Ariane Oger

Emprunté du latin antimus, l’intime désigne ce qui est intérieur à une chose, à l’être, ce qui est personnel. Le secret, du latin secretum, désigne à la fois ce qui doit être tenu caché, rester sous silence, qu’on ne dévoile pas, mais encore ce dont on fait mystère et qui est connu de tous. Intime et politique sont noués. Pour autant l’intime repris par le politique ne saurait être celui de la cure qui est de l’ordre d’un savoir secret échappant au sujet lui-même, heurtant à ce titre, toute velléité de transparence.

Intime et politique

Un court opus Histoire de l’intime [1], démarrant au XIXe siècle, n’est pas sans évoquer ce que Christiane Alberti nomme « politisation de l’intime [2] ». Influencé par Michel Foucault, Philippe Artières démontre que l’intime est devenu un lieu de contrôle et de normalisation, dans lequel les expériences subjectives (liées à la sexualité, la maladie, la déviance, l’écriture, etc.) sont transformées par des dispositifs de pouvoir et deviennent des objets d’expertise et de surveillance. En ce sens, l’intime devient politique et peut être une menace pour le pacte social et l’ordre en place. Espace de contrôle, mais aussi espace de résistance, de contestation, de revendication, notamment à partir des années soixante/soixante-dix, l’intime devient « un terrain de luttes permanentes [3] » promouvant une nouvelle intimité devenue objet politique, affirmant que le privé est politique.

L’auteur démontre en quoi faire passer sa vérité au collectif, dans un passage du je au nous, de mon intimité à notre intimité, devient alors un enjeu politique majeur. Le corps se collectivise et le je disparaît pris dans de nouvelles communautés, pratiques, nouveaux modes de vie.

Intime et privé

Qu’en est-il de l’intime au XXIe siècle, intime qui s’expose, se publie, s’écrit, voire devient un droit, quand il est pris dans L’œil absolu [4] d’une traçabilité de nos déplacements, goûts, recherches, etc. Est-ce là l’intime, le plus secret du sujet ? Permet-il au sujet d’accéder à sa vérité et d’éclaircir son opacité ? N’y aurait-il pas à différencier intime qui s’expose et qui s’écrit ?

La langue commune fait équivaloir intime et privé. La psychanalyse les dissocie en tant que l’intime est ce que le sujet a de plus singulier, teinté d’une opacité structurale.
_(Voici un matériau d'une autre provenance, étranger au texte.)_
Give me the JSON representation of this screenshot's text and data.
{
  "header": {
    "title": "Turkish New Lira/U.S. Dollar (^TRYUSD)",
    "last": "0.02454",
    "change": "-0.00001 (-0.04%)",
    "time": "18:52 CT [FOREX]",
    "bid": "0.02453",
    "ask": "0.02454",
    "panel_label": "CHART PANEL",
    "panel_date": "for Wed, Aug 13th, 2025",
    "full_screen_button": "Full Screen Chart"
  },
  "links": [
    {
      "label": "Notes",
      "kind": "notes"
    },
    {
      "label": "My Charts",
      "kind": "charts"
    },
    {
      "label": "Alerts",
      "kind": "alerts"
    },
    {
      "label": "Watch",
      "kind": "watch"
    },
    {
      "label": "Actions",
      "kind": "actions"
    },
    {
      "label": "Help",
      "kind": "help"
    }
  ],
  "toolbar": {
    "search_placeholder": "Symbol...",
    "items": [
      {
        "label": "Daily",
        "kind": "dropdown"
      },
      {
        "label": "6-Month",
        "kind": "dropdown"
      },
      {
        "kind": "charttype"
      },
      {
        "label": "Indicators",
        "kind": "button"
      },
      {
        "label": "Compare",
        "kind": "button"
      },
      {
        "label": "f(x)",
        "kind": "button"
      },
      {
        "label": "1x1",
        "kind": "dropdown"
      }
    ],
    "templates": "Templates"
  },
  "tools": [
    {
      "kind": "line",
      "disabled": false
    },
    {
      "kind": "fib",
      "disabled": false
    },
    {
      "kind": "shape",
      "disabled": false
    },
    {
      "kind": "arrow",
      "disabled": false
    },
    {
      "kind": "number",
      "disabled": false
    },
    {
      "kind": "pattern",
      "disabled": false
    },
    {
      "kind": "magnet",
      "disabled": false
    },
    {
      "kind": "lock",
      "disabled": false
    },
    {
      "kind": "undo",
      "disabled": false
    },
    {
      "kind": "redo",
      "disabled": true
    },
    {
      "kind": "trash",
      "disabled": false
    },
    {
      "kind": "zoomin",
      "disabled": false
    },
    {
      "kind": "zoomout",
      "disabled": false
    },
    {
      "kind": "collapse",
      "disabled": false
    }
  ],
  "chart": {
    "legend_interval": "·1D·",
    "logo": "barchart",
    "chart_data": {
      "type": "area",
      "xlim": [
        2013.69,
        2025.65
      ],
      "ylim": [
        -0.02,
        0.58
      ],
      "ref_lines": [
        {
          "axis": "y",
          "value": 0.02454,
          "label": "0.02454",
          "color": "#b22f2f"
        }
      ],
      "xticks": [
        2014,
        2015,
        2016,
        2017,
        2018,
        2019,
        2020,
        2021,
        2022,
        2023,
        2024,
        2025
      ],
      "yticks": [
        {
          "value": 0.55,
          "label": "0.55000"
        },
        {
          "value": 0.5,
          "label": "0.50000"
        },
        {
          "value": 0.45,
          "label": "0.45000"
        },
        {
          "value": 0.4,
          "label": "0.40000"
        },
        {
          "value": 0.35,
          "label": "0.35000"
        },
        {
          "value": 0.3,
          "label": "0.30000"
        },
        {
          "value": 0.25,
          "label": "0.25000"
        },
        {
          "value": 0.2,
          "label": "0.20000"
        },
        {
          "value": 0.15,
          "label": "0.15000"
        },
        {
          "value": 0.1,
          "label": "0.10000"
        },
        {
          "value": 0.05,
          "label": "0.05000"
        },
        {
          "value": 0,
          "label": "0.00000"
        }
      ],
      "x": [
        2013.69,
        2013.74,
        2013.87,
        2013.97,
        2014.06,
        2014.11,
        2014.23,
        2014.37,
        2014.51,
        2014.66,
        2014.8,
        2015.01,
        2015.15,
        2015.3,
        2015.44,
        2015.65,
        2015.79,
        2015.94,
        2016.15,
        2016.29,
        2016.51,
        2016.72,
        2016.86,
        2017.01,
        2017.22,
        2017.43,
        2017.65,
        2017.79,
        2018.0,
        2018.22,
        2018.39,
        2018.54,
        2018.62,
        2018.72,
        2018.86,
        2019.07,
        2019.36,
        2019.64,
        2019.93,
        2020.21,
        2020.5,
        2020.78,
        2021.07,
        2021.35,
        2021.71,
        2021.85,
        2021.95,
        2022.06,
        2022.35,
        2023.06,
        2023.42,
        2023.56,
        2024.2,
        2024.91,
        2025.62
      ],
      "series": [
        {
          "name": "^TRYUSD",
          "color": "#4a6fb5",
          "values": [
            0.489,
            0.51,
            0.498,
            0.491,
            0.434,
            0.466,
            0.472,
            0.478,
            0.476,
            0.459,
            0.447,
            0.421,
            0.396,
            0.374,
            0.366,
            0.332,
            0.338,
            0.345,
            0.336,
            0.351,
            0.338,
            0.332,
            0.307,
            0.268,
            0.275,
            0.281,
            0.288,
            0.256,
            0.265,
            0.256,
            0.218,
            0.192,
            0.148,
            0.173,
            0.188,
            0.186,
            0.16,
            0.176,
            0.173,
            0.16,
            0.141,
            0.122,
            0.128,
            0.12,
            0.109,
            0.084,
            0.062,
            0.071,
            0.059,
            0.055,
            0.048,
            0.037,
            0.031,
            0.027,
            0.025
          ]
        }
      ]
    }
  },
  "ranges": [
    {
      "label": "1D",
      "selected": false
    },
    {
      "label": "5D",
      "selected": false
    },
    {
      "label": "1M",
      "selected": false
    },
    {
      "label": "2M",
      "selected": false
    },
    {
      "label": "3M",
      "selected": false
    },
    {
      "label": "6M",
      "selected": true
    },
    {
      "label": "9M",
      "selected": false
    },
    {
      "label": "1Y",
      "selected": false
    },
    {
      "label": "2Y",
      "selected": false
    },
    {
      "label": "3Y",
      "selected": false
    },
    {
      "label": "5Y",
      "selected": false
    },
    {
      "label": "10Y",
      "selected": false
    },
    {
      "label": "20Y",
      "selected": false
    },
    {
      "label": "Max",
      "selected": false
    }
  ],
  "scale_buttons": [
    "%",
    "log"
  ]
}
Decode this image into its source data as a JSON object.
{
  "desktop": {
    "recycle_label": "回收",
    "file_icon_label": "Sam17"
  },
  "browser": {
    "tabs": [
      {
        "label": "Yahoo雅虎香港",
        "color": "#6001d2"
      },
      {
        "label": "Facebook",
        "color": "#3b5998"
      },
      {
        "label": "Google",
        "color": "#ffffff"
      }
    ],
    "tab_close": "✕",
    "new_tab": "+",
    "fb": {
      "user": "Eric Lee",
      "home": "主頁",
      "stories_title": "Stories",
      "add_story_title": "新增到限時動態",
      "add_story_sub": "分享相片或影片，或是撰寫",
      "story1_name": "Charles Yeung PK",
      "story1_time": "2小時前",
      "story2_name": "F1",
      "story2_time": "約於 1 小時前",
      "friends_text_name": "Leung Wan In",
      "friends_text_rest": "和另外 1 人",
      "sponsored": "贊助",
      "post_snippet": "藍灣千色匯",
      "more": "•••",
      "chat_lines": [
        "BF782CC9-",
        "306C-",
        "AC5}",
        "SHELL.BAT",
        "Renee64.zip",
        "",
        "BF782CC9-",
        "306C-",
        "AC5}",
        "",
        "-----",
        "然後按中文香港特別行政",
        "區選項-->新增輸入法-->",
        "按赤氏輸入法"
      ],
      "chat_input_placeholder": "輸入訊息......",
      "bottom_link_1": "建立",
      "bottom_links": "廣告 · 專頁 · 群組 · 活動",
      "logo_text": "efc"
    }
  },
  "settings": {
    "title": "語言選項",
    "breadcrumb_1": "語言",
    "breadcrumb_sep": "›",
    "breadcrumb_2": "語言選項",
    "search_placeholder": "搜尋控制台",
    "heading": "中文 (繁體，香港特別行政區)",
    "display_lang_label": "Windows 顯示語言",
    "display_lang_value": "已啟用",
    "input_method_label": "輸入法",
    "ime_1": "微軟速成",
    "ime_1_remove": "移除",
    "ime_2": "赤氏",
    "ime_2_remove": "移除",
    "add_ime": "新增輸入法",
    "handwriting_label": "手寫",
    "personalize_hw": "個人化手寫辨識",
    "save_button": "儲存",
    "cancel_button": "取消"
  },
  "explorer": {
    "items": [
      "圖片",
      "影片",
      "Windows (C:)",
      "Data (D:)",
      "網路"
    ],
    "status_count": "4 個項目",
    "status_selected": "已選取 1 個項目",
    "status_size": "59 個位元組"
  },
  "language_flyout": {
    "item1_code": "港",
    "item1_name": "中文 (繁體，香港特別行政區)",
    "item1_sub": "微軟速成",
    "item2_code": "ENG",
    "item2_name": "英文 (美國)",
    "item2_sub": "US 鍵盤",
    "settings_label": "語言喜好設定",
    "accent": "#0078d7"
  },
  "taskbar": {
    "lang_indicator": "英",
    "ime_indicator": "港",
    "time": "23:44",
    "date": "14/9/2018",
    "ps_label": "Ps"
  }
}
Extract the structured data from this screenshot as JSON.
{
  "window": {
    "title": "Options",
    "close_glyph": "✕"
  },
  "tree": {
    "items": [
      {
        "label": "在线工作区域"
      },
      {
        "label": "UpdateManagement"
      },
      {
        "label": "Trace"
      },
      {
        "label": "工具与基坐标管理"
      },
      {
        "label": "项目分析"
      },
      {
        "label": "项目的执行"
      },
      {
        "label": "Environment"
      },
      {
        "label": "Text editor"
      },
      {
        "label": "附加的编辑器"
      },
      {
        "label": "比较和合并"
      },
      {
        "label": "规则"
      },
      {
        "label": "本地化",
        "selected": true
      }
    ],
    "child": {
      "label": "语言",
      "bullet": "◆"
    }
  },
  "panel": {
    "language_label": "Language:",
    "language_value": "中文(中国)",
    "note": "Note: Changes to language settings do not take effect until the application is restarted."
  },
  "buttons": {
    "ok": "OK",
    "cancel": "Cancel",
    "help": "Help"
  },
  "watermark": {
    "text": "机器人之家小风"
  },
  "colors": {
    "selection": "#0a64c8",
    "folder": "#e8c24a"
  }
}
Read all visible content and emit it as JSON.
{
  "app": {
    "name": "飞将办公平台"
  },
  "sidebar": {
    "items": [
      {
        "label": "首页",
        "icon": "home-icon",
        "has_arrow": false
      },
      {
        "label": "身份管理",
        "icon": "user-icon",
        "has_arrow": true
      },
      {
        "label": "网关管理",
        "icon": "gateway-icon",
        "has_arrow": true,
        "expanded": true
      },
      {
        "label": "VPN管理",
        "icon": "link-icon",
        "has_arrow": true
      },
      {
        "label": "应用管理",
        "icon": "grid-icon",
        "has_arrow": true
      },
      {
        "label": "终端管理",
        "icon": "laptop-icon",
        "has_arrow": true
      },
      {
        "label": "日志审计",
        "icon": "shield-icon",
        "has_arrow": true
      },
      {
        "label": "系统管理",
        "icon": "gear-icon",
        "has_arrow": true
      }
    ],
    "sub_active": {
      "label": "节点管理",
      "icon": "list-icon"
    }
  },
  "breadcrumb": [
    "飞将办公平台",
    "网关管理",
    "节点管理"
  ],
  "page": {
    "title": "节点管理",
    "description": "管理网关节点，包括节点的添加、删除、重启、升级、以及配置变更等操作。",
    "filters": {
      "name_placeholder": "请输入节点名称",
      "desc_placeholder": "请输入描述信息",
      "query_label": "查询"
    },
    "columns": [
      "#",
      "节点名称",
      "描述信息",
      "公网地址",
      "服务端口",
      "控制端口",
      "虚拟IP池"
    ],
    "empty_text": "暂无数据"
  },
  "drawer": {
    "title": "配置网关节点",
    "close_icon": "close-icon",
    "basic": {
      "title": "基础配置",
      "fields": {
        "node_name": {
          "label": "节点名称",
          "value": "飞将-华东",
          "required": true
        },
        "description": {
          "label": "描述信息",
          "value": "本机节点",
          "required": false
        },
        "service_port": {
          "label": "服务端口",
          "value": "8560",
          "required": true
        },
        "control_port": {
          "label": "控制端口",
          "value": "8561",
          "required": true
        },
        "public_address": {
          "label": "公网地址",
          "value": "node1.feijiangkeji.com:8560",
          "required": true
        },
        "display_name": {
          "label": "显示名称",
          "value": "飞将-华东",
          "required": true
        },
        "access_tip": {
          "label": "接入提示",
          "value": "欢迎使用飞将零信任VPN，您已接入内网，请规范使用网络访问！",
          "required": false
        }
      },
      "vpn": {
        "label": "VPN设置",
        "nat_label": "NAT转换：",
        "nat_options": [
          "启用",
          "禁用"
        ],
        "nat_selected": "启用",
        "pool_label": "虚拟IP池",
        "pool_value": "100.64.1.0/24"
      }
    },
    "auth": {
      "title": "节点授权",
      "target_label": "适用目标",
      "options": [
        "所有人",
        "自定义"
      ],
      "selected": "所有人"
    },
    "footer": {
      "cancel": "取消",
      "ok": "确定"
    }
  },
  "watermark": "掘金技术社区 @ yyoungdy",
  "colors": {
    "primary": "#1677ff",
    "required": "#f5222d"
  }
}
L’intime comme ombre du secret, le secret comme Éloge de l’ombre pour reprendre le titre d’un livre de Junichirô Tanizaki. Là où le privé relève du droit, donc de la loi, « [l]’intime excède, […] ne procède que de la possibilité réelle pour un sujet de se cacher et de garder le silence. Son garant est matériel, c’est-à-dire que le droit au secret ne se soutient que du sujet lui-même, de sa seule force, et non de l’Autre, de la loi. C’est un acte du sujet qui garde le sujet libre [5] ». Intime et liberté du sujet se conjoignent. À ce titre, l’analyste ne cherche pas à arracher un secret au sujet, mais vise plutôt un autre rapport au savoir et au réel. Vouloir rendre tout visible, en appeler à la transparence, au regard omnivoyeur, « menace le sujet dans son existence même [6] ».

Enfin, que dire de la profusion littéraire d’autobiographies, d’autofictions, de révélations d’expériences subjectives diverses et variées, de secrets de famille dans lesquels les sujets se racontent ? Est-elle à lire comme une tentative de « [récupération d’]une part de subjectivité [7] » dans un monde tendant à l’effacer ou bien comme restauration du nœud défait [8] ?

[1] Artières P., Histoire de l’intime, Paris, CNRS Éditions, 2022.
[2] Alberti C., « La sexualité depuis Lacan », Mondo, Blog du XVe Congrès de l’AMP, 11 septembre 2025, disponible sur internet.
[3] Artières P., Histoire de l’intime, op. cit., p. 8.
[4] Wajcman G., L’Œil absolu, Paris, Denoël, 2010.
[5] Wajcman G., « Intime exposé, intime extorqué », Lacan.com, disponible sur internet.
[6] Ibid.
[7] Alberti C., « La sexualité depuis Lacan », op. cit.
[8] Cf. Arpin D., « L’écriture de l’ego », conférence à la section clinique de Rennes, 22 novembre 2025, inédit.